Similar to a clothing or diet fad, “carpal tunnel” was another catchy social trend that everyone seemed to have had, at one point or another. Anyone using a computer at work or at home appeared to have the symptoms, and there was no end in sight. Even though we still encounter carpal tunnel in our practice, it seems to be at a lesser extent these days. Maybe the incidence went down with the demise of the Blackberry.. All jokes aside, the condition still exists, and there are plenty of people who are affected.

Do you have it? Let’s go over the basics.

When people say “I have carpal tunnel,” typically they refer to carpal tunnel syndrome. Everyone has a carpal tunnel. It’s located in the base of the hand and appears as a narrow passage, sort of like an upside down arch that is covered by a strong ligament. This tunnel houses the median nerve and tendons going to the digits. Occasionally the tendons within the carpal tunnel can thicken or become irritated due to swelling and cause increased pressure on the median nerve. As the nerve is compressed within the carpal tunnel, the function of the median nerve becomes impaired resulting in abnormal sensation accompanied by numbness, tingling, pain, weakness, and muscle atrophy in long standing cases. The pain one typically experiences may indicate another condition, but carpal tunnel syndrome is the most common and widely known of the peripheral nerve entrapment conditions where a nerve begins to function abnormally due to a compression or traumatic injury.

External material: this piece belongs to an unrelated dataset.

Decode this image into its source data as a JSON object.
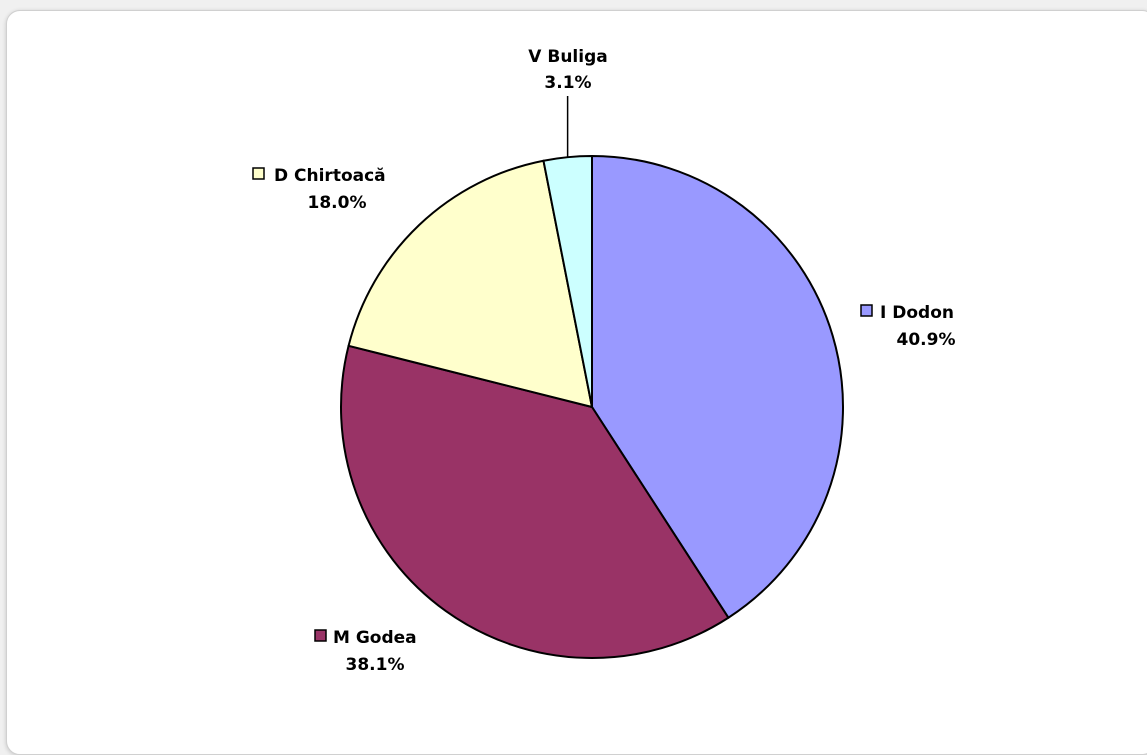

Carpal tunnel syndrome can be caused by a variety of conditions including but not limited to diabetes, hypothyroidism, wrist fractures, dislocations of the wrist, rheumatoid arthritis, osteoarthritis, pregnancy, inflammation, fluid retention and in rare instances tumors. The condition is most often seen in female patients over 40 years of age. Commonly patients affected by carpal tunnel syndrome perform activities requiring a strong grasp, vibration from tools of equipment and cold exposure (all 3 have to be represented) as studies have shown that each one of the aggravating factors are not likely to cause CTS on their own. Functional use of the affected hand will typically exacerbate the symptoms, often due to poor posture and body mechanics.

To confirm a diagnosis of CTS, we recommend a visit to an orthopedic or hand specialist. Basic provocative testing will usually provide a quick confirmation of the diagnosis, but conclusive results may require a more extensive testing.

In the early stages your symptoms may be relieved with conservative treatment such as splint at night, activity modification, ergonomics and rest. If conservative treatment has failed, a carpal tunnel release may be indicated. The goal of the surgery is to relieve pressure by cutting the ligament that forms the roof of the carpal tunnel. This in turn creates additional space for the structures within the tunnel and relieves pressure previously exerted on the median nerve. After the surgery is complete you may experience soreness around the incision, stiffness in the wrist and digits and your feeling in the fingertips may not immediately return to normal.

Following surgery, therapy may be indicated, but is not mandatory. Many patients are able to work through these issues independently but we strongly recommend seeing a hand therapy specialist even if it is a one-time visit only to get you set up with a successful home exercise program. Regaining full strength and feeling in the fingers may take a while, so be patient.